A couple of weeks ago I shared from Exodus about distractions in life. The particular story from Exodus is ripe with lessons we can apply in our lives.
During Moses’ encounter with God, God gives him direction: free His people from Egypt.
The Lord said, “I have indeed seen the misery of my people in Egypt. I have heard them crying out because of their slave drivers, and I am concerned about their suffering. So I have come down to rescue them from the hand of the Egyptians and to bring them up out of that land into a good and spacious land, a land flowing with milk and honey—the home of the Canaanites, Hittites, Amorites, Perizzites, Hivites and Jebusites. And now the cry of the Israelites has reached me, and I have seen the way the Egyptians are oppressing them. So now, go. I am sending you to Pharaoh to bring my people the Israelites out of Egypt.”
But Moses said to God, “Who am I that I should go to Pharaoh and bring the Israelites out of Egypt?”
Exodus 3:7-11 (NIV)
It’s not surprising Moses responded the way he did. His last experience1 in Egypt wasn’t a very encouraging one; yet here Moses finds himself before God being charged to free an entire nation from slavery.

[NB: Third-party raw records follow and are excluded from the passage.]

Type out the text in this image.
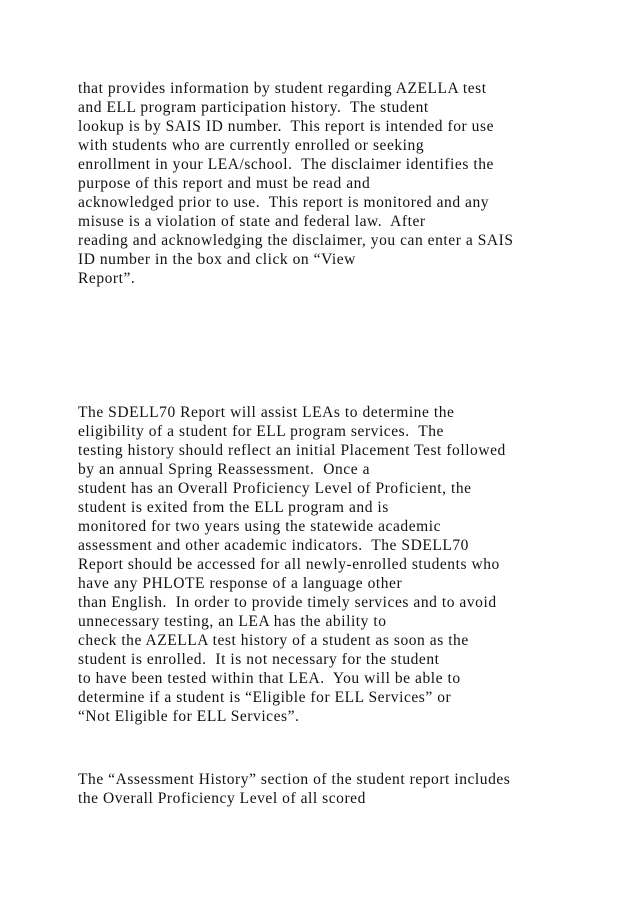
that provides information by student regarding AZELLA test
and ELL program participation history.  The student
lookup is by SAIS ID number.  This report is intended for use
with students who are currently enrolled or seeking
enrollment in your LEA/school.  The disclaimer identifies the
purpose of this report and must be read and
acknowledged prior to use.  This report is monitored and any
misuse is a violation of state and federal law.  After
reading and acknowledging the disclaimer, you can enter a SAIS
ID number in the box and click on “View
Report”.
The SDELL70 Report will assist LEAs to determine the
eligibility of a student for ELL program services.  The
testing history should reflect an initial Placement Test followed
by an annual Spring Reassessment.  Once a
student has an Overall Proficiency Level of Proficient, the
student is exited from the ELL program and is
monitored for two years using the statewide academic
assessment and other academic indicators.  The SDELL70
Report should be accessed for all newly-enrolled students who
have any PHLOTE response of a language other
than English.  In order to provide timely services and to avoid
unnecessary testing, an LEA has the ability to
check the AZELLA test history of a student as soon as the
student is enrolled.  It is not necessary for the student
to have been tested within that LEA.  You will be able to
determine if a student is “Eligible for ELL Services” or
“Not Eligible for ELL Services”.
The “Assessment History” section of the student report includes
the Overall Proficiency Level of all scored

It should be noted that this passage represents the first official (read: on paper) time Moses received his “calling” from God. I’m convinced that despite his reaction in verse 11, Moses was not surprised to hear what God was speaking to him. Exodus 2:11-25 describes Moses’ intervention for his people, and gives a good indication that, whether or not he understood the full magnitude, Moses had a good sense of how his life would be spent.

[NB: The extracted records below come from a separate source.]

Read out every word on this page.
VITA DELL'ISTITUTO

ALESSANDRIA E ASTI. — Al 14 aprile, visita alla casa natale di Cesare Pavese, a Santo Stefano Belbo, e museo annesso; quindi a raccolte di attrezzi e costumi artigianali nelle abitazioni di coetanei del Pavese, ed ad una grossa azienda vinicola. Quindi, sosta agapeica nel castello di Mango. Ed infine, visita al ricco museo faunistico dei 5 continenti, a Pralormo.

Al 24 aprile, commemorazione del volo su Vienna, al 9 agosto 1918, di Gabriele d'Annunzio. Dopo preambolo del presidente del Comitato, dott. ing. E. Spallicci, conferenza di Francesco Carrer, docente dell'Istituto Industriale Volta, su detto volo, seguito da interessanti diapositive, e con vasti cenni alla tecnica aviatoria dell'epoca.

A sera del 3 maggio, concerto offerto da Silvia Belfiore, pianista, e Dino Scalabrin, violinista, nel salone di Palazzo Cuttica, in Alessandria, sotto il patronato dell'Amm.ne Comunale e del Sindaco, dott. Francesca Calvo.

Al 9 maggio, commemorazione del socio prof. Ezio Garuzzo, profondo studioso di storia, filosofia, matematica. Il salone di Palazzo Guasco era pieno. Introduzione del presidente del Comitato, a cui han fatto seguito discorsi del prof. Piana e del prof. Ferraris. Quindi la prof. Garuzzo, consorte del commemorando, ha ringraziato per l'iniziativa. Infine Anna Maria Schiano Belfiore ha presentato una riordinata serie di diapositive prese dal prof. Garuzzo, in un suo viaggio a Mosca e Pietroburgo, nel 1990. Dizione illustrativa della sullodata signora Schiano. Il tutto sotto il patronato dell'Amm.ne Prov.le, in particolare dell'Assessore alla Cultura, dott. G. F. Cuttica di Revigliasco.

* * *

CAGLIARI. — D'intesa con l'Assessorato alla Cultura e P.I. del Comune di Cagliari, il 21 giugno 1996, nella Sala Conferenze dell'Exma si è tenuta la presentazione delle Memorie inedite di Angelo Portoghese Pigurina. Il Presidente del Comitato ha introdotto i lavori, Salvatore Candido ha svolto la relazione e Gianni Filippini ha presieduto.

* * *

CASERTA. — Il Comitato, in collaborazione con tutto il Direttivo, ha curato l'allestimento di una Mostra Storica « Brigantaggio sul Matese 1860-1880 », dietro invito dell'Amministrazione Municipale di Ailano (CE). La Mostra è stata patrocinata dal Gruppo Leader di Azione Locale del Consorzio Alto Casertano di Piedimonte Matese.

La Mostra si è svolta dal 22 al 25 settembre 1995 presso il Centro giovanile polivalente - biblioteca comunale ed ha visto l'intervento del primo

Nevertheless, Moses was faced with a fairly hefty decision to make. God wasn’t asking for any small feat—He was asking Moses to change the direction of his life. In other words, Moses needed to make a career move that, if reviewed by a panel of his peers, would have no doubt resulted in God being voted off the island.
Sometimes the direction God wants us to take is clear. Sometimes it’s foggy. Sometimes it’s not even on the radar. Similarly, the direction or decision that God asks of us is sometimes easy and at other times very difficult. Moses had a choice: return (rather, retreat) to the life he had known for the last 40 years, or step into what he had felt his entire life.

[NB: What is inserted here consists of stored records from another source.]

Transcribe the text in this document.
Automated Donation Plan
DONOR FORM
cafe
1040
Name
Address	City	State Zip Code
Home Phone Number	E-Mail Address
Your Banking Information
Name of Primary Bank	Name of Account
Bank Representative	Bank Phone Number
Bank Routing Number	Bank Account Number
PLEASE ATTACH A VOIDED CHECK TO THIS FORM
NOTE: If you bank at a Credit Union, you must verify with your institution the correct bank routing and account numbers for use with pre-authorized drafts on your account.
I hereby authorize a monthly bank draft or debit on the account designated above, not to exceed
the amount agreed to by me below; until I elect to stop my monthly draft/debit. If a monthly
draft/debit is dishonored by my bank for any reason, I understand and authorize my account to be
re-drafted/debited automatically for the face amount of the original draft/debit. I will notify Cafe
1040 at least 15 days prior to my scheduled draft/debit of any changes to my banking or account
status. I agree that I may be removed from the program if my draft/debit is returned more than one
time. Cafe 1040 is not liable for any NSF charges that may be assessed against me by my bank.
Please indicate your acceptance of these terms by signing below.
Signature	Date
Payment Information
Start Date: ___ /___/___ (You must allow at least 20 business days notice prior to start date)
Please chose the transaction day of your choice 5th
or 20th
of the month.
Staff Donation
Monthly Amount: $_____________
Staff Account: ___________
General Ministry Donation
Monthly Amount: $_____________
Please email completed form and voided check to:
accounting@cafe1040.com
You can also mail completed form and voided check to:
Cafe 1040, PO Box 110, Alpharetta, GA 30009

It’s clear from the dialogue that transpired between Moses and God that Moses had some apprehension—likely from past failures when trying to do the very thing God was asking. It’s encouraging to see that God met Moses where he was and showed him just how much He (God) was willing to work through him (Moses). That’s what God wants us to see. That some choices are going to be tough. They’re going to be things we know we’re supposed to do, and may have in the past even tried and failed at, but God is not only there with us, He gives us strengths and abilities far beyond our own to get the job done well.